Davalı; davacı çocuğun yaşı dikkate alındığında, davacı anne ve babanın bakım ve gözetim yükümlülüğünü yerine getirmediklerini, olayın meydana gelmesinde kusurlu olduklarını, kendisine kusur atfedilemeyeceğini savunarak, davanın reddini istemiştir.

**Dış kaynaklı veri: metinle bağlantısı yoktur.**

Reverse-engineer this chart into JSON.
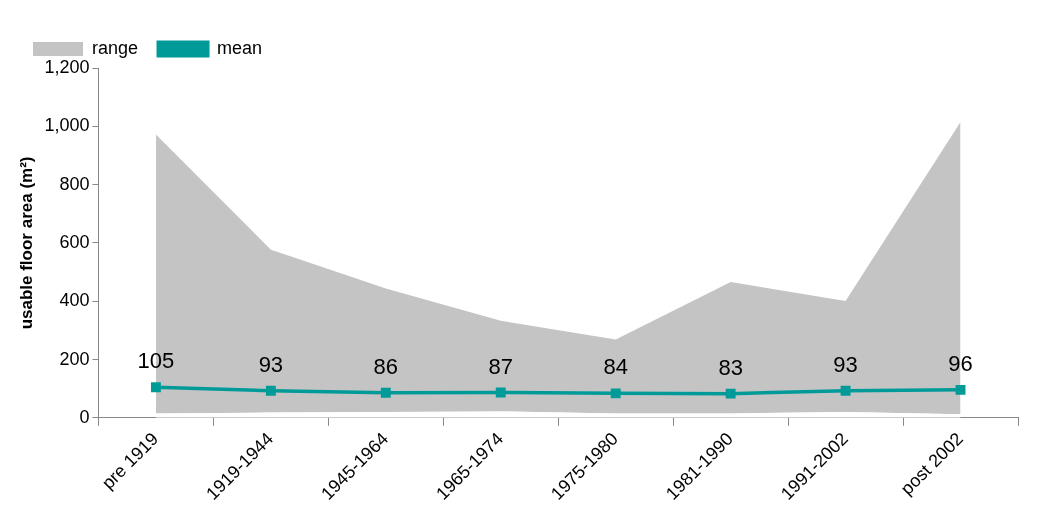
{
  "chart_data": {
    "type": "area",
    "categories": [
      "pre 1919",
      "1919-1944",
      "1945-1964",
      "1965-1974",
      "1975-1980",
      "1981-1990",
      "1991-2002",
      "post 2002"
    ],
    "ylabel": "usable floor area (m²)",
    "ylim": [
      0,
      1200
    ],
    "yticks": [
      0,
      {
        "value": 200,
        "label": "200"
      },
      {
        "value": 400,
        "label": "400"
      },
      {
        "value": 600,
        "label": "600"
      },
      {
        "value": 800,
        "label": "800"
      },
      {
        "value": 1000,
        "label": "1,000"
      },
      {
        "value": 1200,
        "label": "1,200"
      }
    ],
    "grid": false,
    "legend": "top left",
    "stacked": true,
    "series": [
      {
        "color": "#ffffff",
        "values": [
          15,
          18,
          20,
          22,
          15,
          15,
          20,
          12
        ]
      },
      {
        "name": "range",
        "color": "#c4c4c4",
        "values": [
          957,
          559,
          424,
          311,
          254,
          451,
          381,
          1003
        ]
      },
      {
        "name": "mean",
        "type": "line",
        "color": "#009b98",
        "marker": "square",
        "line_style": "solid",
        "values": [
          105,
          93,
          86,
          87,
          84,
          83,
          93,
          96
        ],
        "value_labels": [
          "105",
          "93",
          "86",
          "87",
          "84",
          "83",
          "93",
          "96"
        ]
      }
    ]
  }
}
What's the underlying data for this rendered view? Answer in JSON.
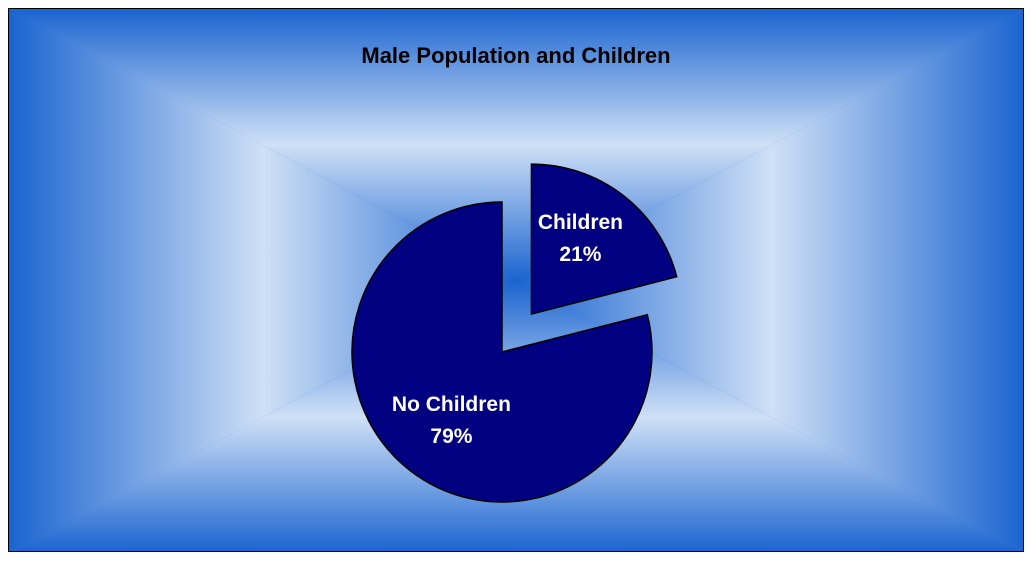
{
  "chart_data": {
    "type": "pie",
    "title": "Male Population and Children",
    "slices": [
      {
        "label": "Children",
        "value": 21,
        "value_label": "21%",
        "exploded": true
      },
      {
        "label": "No Children",
        "value": 79,
        "value_label": "79%",
        "exploded": false
      }
    ],
    "legend": "none",
    "colors": {
      "slice_fill": "#000080",
      "slice_stroke": "#000000",
      "background_center": "#cfe0f6",
      "background_edge": "#1a64d0",
      "label_text": "#ffffff",
      "title_text": "#000000"
    }
  }
}
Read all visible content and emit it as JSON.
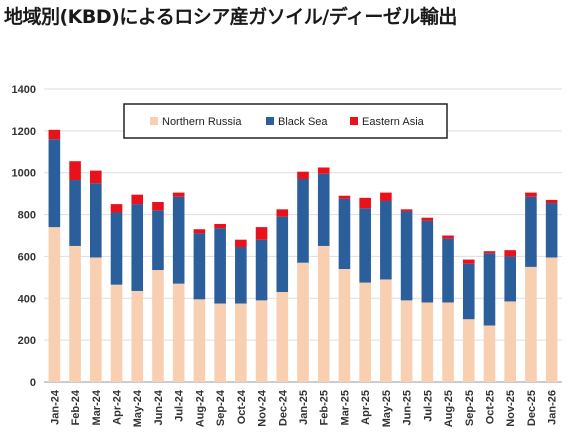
{
  "title": "地域別(KBD)によるロシア産ガソイル/ディーゼル輸出",
  "chart_data": {
    "type": "bar",
    "stacked": true,
    "categories": [
      "Jan-24",
      "Feb-24",
      "Mar-24",
      "Apr-24",
      "May-24",
      "Jun-24",
      "Jul-24",
      "Aug-24",
      "Sep-24",
      "Oct-24",
      "Nov-24",
      "Dec-24",
      "Jan-25",
      "Feb-25",
      "Mar-25",
      "Apr-25",
      "May-25",
      "Jun-25",
      "Jul-25",
      "Aug-25",
      "Sep-25",
      "Oct-25",
      "Nov-25",
      "Dec-25",
      "Jan-26"
    ],
    "series": [
      {
        "name": "Northern Russia",
        "color": "#f8cfb0",
        "values": [
          740,
          650,
          595,
          465,
          435,
          535,
          470,
          395,
          375,
          375,
          390,
          430,
          570,
          650,
          540,
          475,
          490,
          390,
          380,
          380,
          300,
          270,
          385,
          550,
          595
        ]
      },
      {
        "name": "Black Sea",
        "color": "#2b5f9c",
        "values": [
          420,
          315,
          355,
          345,
          415,
          285,
          415,
          315,
          360,
          270,
          290,
          360,
          400,
          345,
          335,
          355,
          375,
          425,
          390,
          305,
          265,
          345,
          215,
          335,
          260
        ]
      },
      {
        "name": "Eastern Asia",
        "color": "#e8121c",
        "values": [
          45,
          90,
          60,
          40,
          45,
          40,
          20,
          20,
          20,
          35,
          60,
          35,
          35,
          30,
          15,
          50,
          40,
          10,
          15,
          15,
          20,
          10,
          30,
          20,
          15
        ]
      }
    ],
    "ylim": [
      0,
      1400
    ],
    "yticks": [
      0,
      200,
      400,
      600,
      800,
      1000,
      1200,
      1400
    ],
    "grid": true,
    "legend": "top-center"
  }
}
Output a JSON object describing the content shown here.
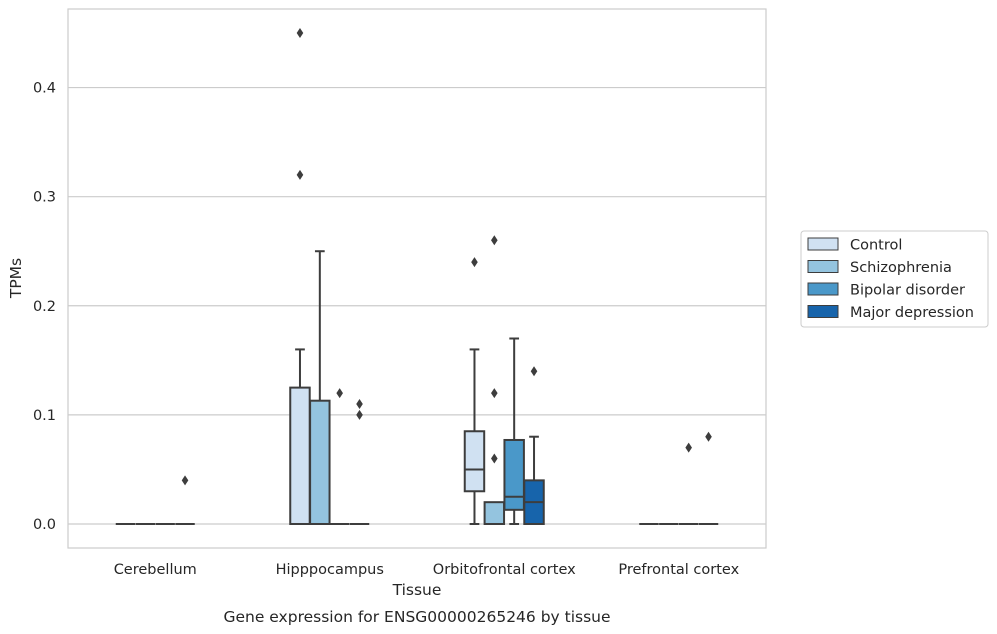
{
  "caption": "Gene expression for ENSG00000265246 by tissue",
  "chart_data": {
    "type": "box",
    "xlabel": "Tissue",
    "ylabel": "TPMs",
    "ylim": [
      -0.022,
      0.472
    ],
    "yticks": [
      0.0,
      0.1,
      0.2,
      0.3,
      0.4
    ],
    "ytick_labels": [
      "0.0",
      "0.1",
      "0.2",
      "0.3",
      "0.4"
    ],
    "grid": "horizontal",
    "legend_position": "right",
    "categories": [
      "Cerebellum",
      "Hipppocampus",
      "Orbitofrontal cortex",
      "Prefrontal cortex"
    ],
    "series": [
      {
        "name": "Control",
        "color": "#d0e1f2",
        "boxes": [
          {
            "category": "Cerebellum",
            "whislo": 0.0,
            "q1": 0.0,
            "med": 0.0,
            "q3": 0.0,
            "whishi": 0.0,
            "fliers": []
          },
          {
            "category": "Hipppocampus",
            "whislo": 0.0,
            "q1": 0.0,
            "med": 0.0,
            "q3": 0.125,
            "whishi": 0.16,
            "fliers": [
              0.32,
              0.45
            ]
          },
          {
            "category": "Orbitofrontal cortex",
            "whislo": 0.0,
            "q1": 0.03,
            "med": 0.05,
            "q3": 0.085,
            "whishi": 0.16,
            "fliers": [
              0.24
            ]
          },
          {
            "category": "Prefrontal cortex",
            "whislo": 0.0,
            "q1": 0.0,
            "med": 0.0,
            "q3": 0.0,
            "whishi": 0.0,
            "fliers": []
          }
        ]
      },
      {
        "name": "Schizophrenia",
        "color": "#94c4df",
        "boxes": [
          {
            "category": "Cerebellum",
            "whislo": 0.0,
            "q1": 0.0,
            "med": 0.0,
            "q3": 0.0,
            "whishi": 0.0,
            "fliers": []
          },
          {
            "category": "Hipppocampus",
            "whislo": 0.0,
            "q1": 0.0,
            "med": 0.0,
            "q3": 0.113,
            "whishi": 0.25,
            "fliers": []
          },
          {
            "category": "Orbitofrontal cortex",
            "whislo": 0.0,
            "q1": 0.0,
            "med": 0.0,
            "q3": 0.02,
            "whishi": 0.02,
            "fliers": [
              0.06,
              0.12,
              0.26
            ]
          },
          {
            "category": "Prefrontal cortex",
            "whislo": 0.0,
            "q1": 0.0,
            "med": 0.0,
            "q3": 0.0,
            "whishi": 0.0,
            "fliers": []
          }
        ]
      },
      {
        "name": "Bipolar disorder",
        "color": "#4a98c9",
        "boxes": [
          {
            "category": "Cerebellum",
            "whislo": 0.0,
            "q1": 0.0,
            "med": 0.0,
            "q3": 0.0,
            "whishi": 0.0,
            "fliers": []
          },
          {
            "category": "Hipppocampus",
            "whislo": 0.0,
            "q1": 0.0,
            "med": 0.0,
            "q3": 0.0,
            "whishi": 0.0,
            "fliers": [
              0.12
            ]
          },
          {
            "category": "Orbitofrontal cortex",
            "whislo": 0.0,
            "q1": 0.013,
            "med": 0.025,
            "q3": 0.077,
            "whishi": 0.17,
            "fliers": []
          },
          {
            "category": "Prefrontal cortex",
            "whislo": 0.0,
            "q1": 0.0,
            "med": 0.0,
            "q3": 0.0,
            "whishi": 0.0,
            "fliers": [
              0.07
            ]
          }
        ]
      },
      {
        "name": "Major depression",
        "color": "#1764ab",
        "boxes": [
          {
            "category": "Cerebellum",
            "whislo": 0.0,
            "q1": 0.0,
            "med": 0.0,
            "q3": 0.0,
            "whishi": 0.0,
            "fliers": [
              0.04
            ]
          },
          {
            "category": "Hipppocampus",
            "whislo": 0.0,
            "q1": 0.0,
            "med": 0.0,
            "q3": 0.0,
            "whishi": 0.0,
            "fliers": [
              0.1,
              0.11
            ]
          },
          {
            "category": "Orbitofrontal cortex",
            "whislo": 0.0,
            "q1": 0.0,
            "med": 0.02,
            "q3": 0.04,
            "whishi": 0.08,
            "fliers": [
              0.14
            ]
          },
          {
            "category": "Prefrontal cortex",
            "whislo": 0.0,
            "q1": 0.0,
            "med": 0.0,
            "q3": 0.0,
            "whishi": 0.0,
            "fliers": [
              0.08
            ]
          }
        ]
      }
    ]
  }
}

Mahkemece; davanın kısmen kabulüne, 162.126 TL maddi tazminat ile davacılardan İlhan için 60.000 TL manevi, diğer davacılardan her biri için 15.000’er TL manevi tazminatın olay tarihinden itibaren işleyecek yasal faiziyle birlikte davalıdan tahsiline dair verilen karar, davalı tarafın temyizi üzerine, Dairece verilen 06/11/2018 tarihli ve 2016/20071 E. 2018/11050 K. sayılı kararla;
(...Somut olayda, dosya kapsamında Van Yüzüncü Yıl Üniversitesi Tıp Fakültesi Adli Tıp ABD Başkanlığı’ndan alınan 07/03/2016 tarihli “maluliyet oranı” raporunda; ...’in yaşına göre meslekte kazanma gücünde azalma oranı hesaplandığında , bu oranın % 33,2 olduğu, 3 ay geçici olarak işgöremezliğine neden olacak nitelikte bulunduğu tespit edilmiş olup, davalı taraf bu rapora itiraz etmiştir. Davacının maluliyet oranı ile ilgili Adli Tıp Kurumu 3. İhtisas Kurulu’ndan rapor alınmadan, Van Yüzüncü Yıl Üniversitesi raporu esas alınarak maddi tazminat hesaplanmıştır. Rapor bu haliyle hüküm kurmaya ve Yargıtay denetimine elverişli değildir.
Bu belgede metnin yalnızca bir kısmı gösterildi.